Pour sa part, le ministre de l’Economie et des Finances, Fabrizio Saccomanni, ancien gouverneur de la Banque d’Italie, a parlé de restructurer le budget de l’Etat et de réduire les dépenses publiques, en indiquant que le couperet tomberait tout simplement ailleurs.
Avant le départ de Letta pour Berlin en vue de discussions avec la chancelière allemande, Angela Merkel, l’agence de notation Standard & Poor’s a délivré un verdict négatif sur les promesses de Letta de restaurer la croissance. Reprenant la position de Moody’s, elle a maintenu la note de la dette souveraine de l’Italie à un taux « BBB+ », soit tout juste deux crans au-dessus de la catégorie « junk » et avec une perspective négative.
Plus tard dans la journée, les choses n’ont fait qu’empirer pour Letta. Lors d’une conférence de presse commune avec Merkel, Letta a parlé de manière énigmatique du besoin de parvenir à une synthèse entre mesures de réforme et mesures de croissance et que l’Europe fasse preuve de « la même détermination à promouvoir la croissance qu’elle le fait pour constituer des finances publiques saines. »
Mais, Merkel n'en a pas fait grand cas en disant ne pas voir de contradiction entre la discipline budgétaire et l’objectif de la croissance économique.
« Pour nous, en Allemagne, consolidation budgétaire et croissance sont deux éléments qui ne sont pas opposés mais qui doivent aller de concert pour créer davantage de compétitivité et donc davantage d’emplois, » a-t-elle dit. « Nous voulons que l’Europe sorte renforcée de la crise. Par ailleurs, chaque pays doit jouer son rôle. »

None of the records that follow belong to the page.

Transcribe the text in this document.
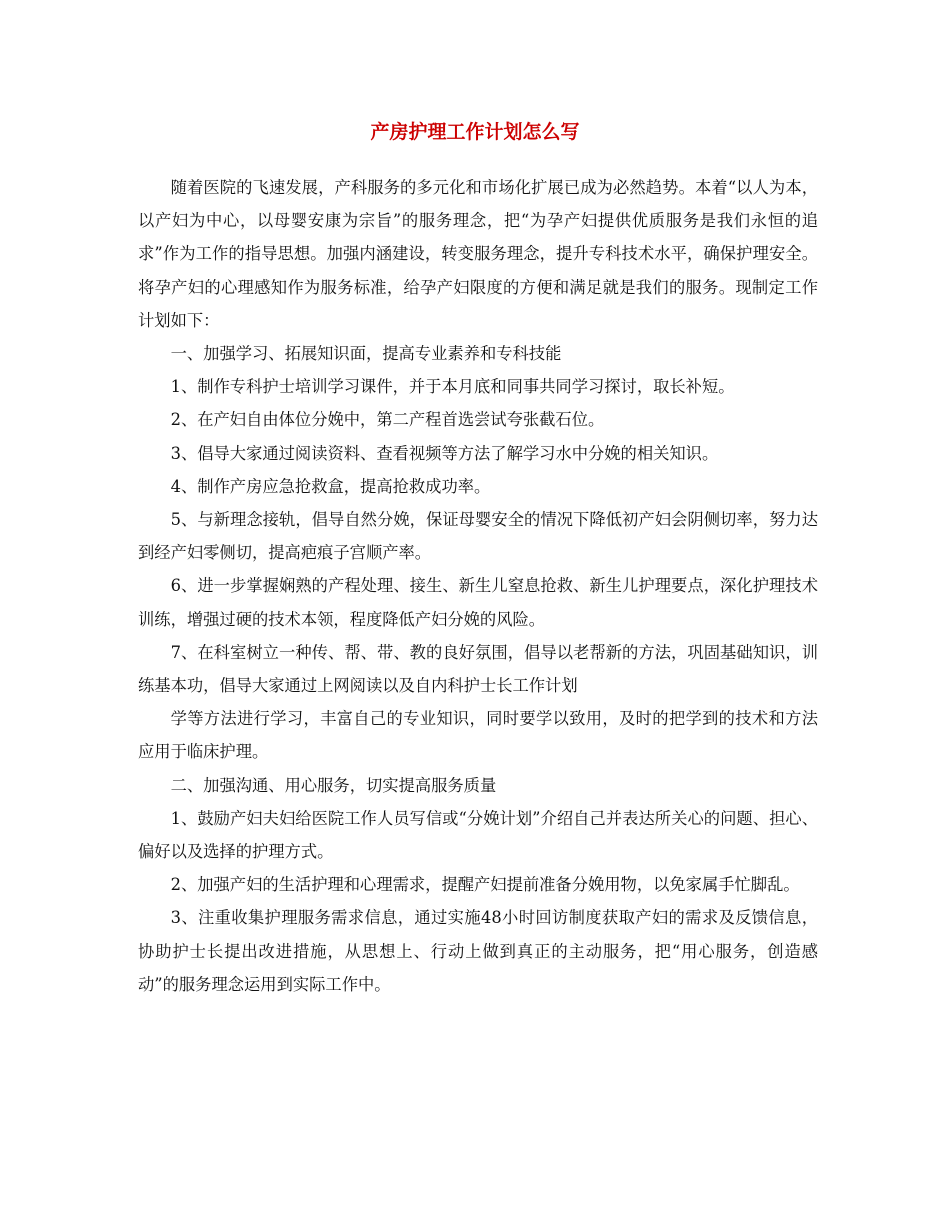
产房护理工作计划怎么写

随着医院的飞速发展，产科服务的多元化和市场化扩展已成为必然趋势。本着“以人为本，以产妇为中心，以母婴安康为宗旨”的服务理念，把“为孕产妇提供优质服务是我们永恒的追求”作为工作的指导思想。加强内涵建设，转变服务理念，提升专科技术水平，确保护理安全。将孕产妇的心理感知作为服务标准，给孕产妇限度的方便和满足就是我们的服务。现制定工作计划如下：

一、加强学习、拓展知识面，提高专业素养和专科技能

1、制作专科护士培训学习课件，并于本月底和同事共同学习探讨，取长补短。

2、在产妇自由体位分娩中，第二产程首选尝试夸张截石位。

3、倡导大家通过阅读资料、查看视频等方法了解学习水中分娩的相关知识。

4、制作产房应急抢救盒，提高抢救成功率。

5、与新理念接轨，倡导自然分娩，保证母婴安全的情况下降低初产妇会阴侧切率，努力达到经产妇零侧切，提高疤痕子宫顺产率。

6、进一步掌握娴熟的产程处理、接生、新生儿窒息抢救、新生儿护理要点，深化护理技术训练，增强过硬的技术本领，程度降低产妇分娩的风险。

7、在科室树立一种传、帮、带、教的良好氛围，倡导以老帮新的方法，巩固基础知识，训练基本功，倡导大家通过上网阅读以及自内科护士长工作计划

学等方法进行学习，丰富自己的专业知识，同时要学以致用，及时的把学到的技术和方法应用于临床护理。

二、加强沟通、用心服务，切实提高服务质量

1、鼓励产妇夫妇给医院工作人员写信或“分娩计划”介绍自己并表达所关心的问题、担心、偏好以及选择的护理方式。

2、加强产妇的生活护理和心理需求，提醒产妇提前准备分娩用物，以免家属手忙脚乱。

3、注重收集护理服务需求信息，通过实施48小时回访制度获取产妇的需求及反馈信息，协助护士长提出改进措施，从思想上、行动上做到真正的主动服务，把“用心服务，创造感动”的服务理念运用到实际工作中。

Sa mise en garde que « L’Italie a déjà fait de grand progrès, de ce point de vue » ne fait qu'indiquer qu'elle doit en faire plus encore.

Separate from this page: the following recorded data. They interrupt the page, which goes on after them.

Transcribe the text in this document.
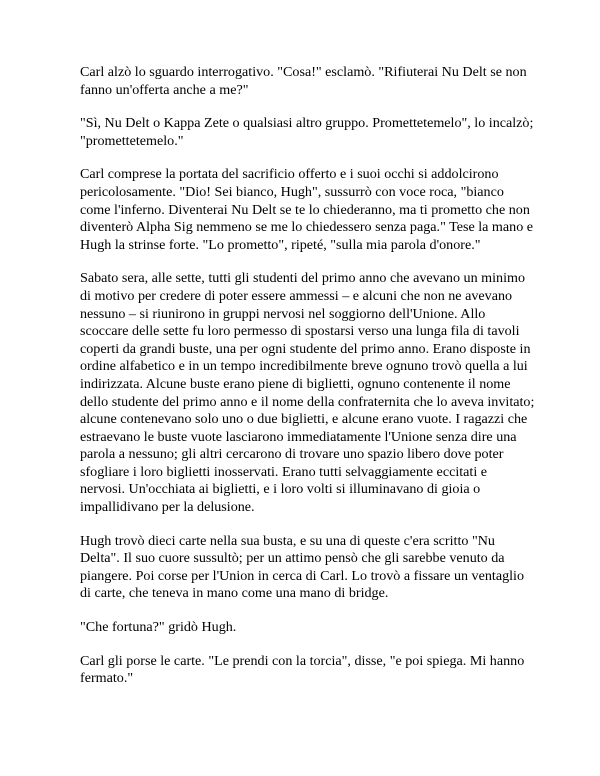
Carl alzò lo sguardo interrogativo. "Cosa!" esclamò. "Rifiuterai Nu Delt se non fanno un'offerta anche a me?"

"Sì, Nu Delt o Kappa Zete o qualsiasi altro gruppo. Promettetemelo", lo incalzò; "promettetemelo."

Carl comprese la portata del sacrificio offerto e i suoi occhi si addolcirono pericolosamente. "Dio! Sei bianco, Hugh", sussurrò con voce roca, "bianco come l'inferno. Diventerai Nu Delt se te lo chiederanno, ma ti prometto che non diventerò Alpha Sig nemmeno se me lo chiedessero senza paga." Tese la mano e Hugh la strinse forte. "Lo prometto", ripeté, "sulla mia parola d'onore."

Sabato sera, alle sette, tutti gli studenti del primo anno che avevano un minimo di motivo per credere di poter essere ammessi – e alcuni che non ne avevano nessuno – si riunirono in gruppi nervosi nel soggiorno dell'Unione. Allo scoccare delle sette fu loro permesso di spostarsi verso una lunga fila di tavoli coperti da grandi buste, una per ogni studente del primo anno. Erano disposte in ordine alfabetico e in un tempo incredibilmente breve ognuno trovò quella a lui indirizzata. Alcune buste erano piene di biglietti, ognuno contenente il nome dello studente del primo anno e il nome della confraternita che lo aveva invitato; alcune contenevano solo uno o due biglietti, e alcune erano vuote. I ragazzi che estraevano le buste vuote lasciarono immediatamente l'Unione senza dire una parola a nessuno; gli altri cercarono di trovare uno spazio libero dove poter sfogliare i loro biglietti inosservati. Erano tutti selvaggiamente eccitati e nervosi. Un'occhiata ai biglietti, e i loro volti si illuminavano di gioia o impallidivano per la delusione.

Hugh trovò dieci carte nella sua busta, e su una di queste c'era scritto "Nu Delta". Il suo cuore sussultò; per un attimo pensò che gli sarebbe venuto da piangere. Poi corse per l'Union in cerca di Carl. Lo trovò a fissare un ventaglio di carte, che teneva in mano come una mano di bridge.

"Che fortuna?" gridò Hugh.

Carl gli porse le carte. "Le prendi con la torcia", disse, "e poi spiega. Mi hanno fermato."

« La croissance permet des finances solides, un financement solide crée les conditions préalables à la croissance, » a-t-elle ajouté. « Mais, il est plus important que nous ne considérions pas la croissance comme quelque chose où nous dépensons l’argent public, mais plutôt comme quelque chose permettant aux entreprises d’investir et de créer des emplois. C’est pour cela que nous avons besoin de réformes structurelles et de moins de bureaucratie. »
Letta a répondu en promettant d’honorer tous les engagements de réforme pris par le gouvernement précédent en promettant de combler le trou de 8 milliards d’euros provoqué par l’abandon de la taxe sur la propriété, autrement dit en promettant davantage de mesures d’austérité.
Letta a rencontré hier le président français, François Hollande, à Paris avant de se rendre à Bruxelles pour des pourparlers avec le président de la Commission européenne, José Manuel Barroso. Mais, quel que soit la rhétorique supplémentaire qui émergera des pourparlers avec ce vis-à-vis apparemment plus compatissant, la classe ouvrière en Italie ou dans le reste de l’Europe ne peut rien attendre d’une quelconque section de la bourgeoisie pour alléger la terrible misère sociale à laquelle elle est confrontée.
Le gouvernement Letta, tout comme les gouvernements des autres pays durement touchés par la crise de la dette, telles la Grèce et l’Espagne, peuvent bien demander des marges au gouvernement allemand. Toutefois tous sont d’accord que c'est à la classe ouvrière de continuer à régler la facture de la crise. De plus, au nom de la « restructuration », ils proposent, comme alternative à une concentration exclusivement sur des mesures de coupes budgétaires, de rehausser le taux d’exploitation de la classe ouvrière au moyen de cadences de travail accélérées, de réduction des salaires, de rationalisation et de privatisation des biens publics.
De tels appels en faveur d’un changement de stratégie, qui n'équivaudrait en fait qu’à infliger des souffrances et de l’austérité par d’autres moyens, se sont plusieurs fois heurtés aux intérêts nationaux divergents des puissances européennes.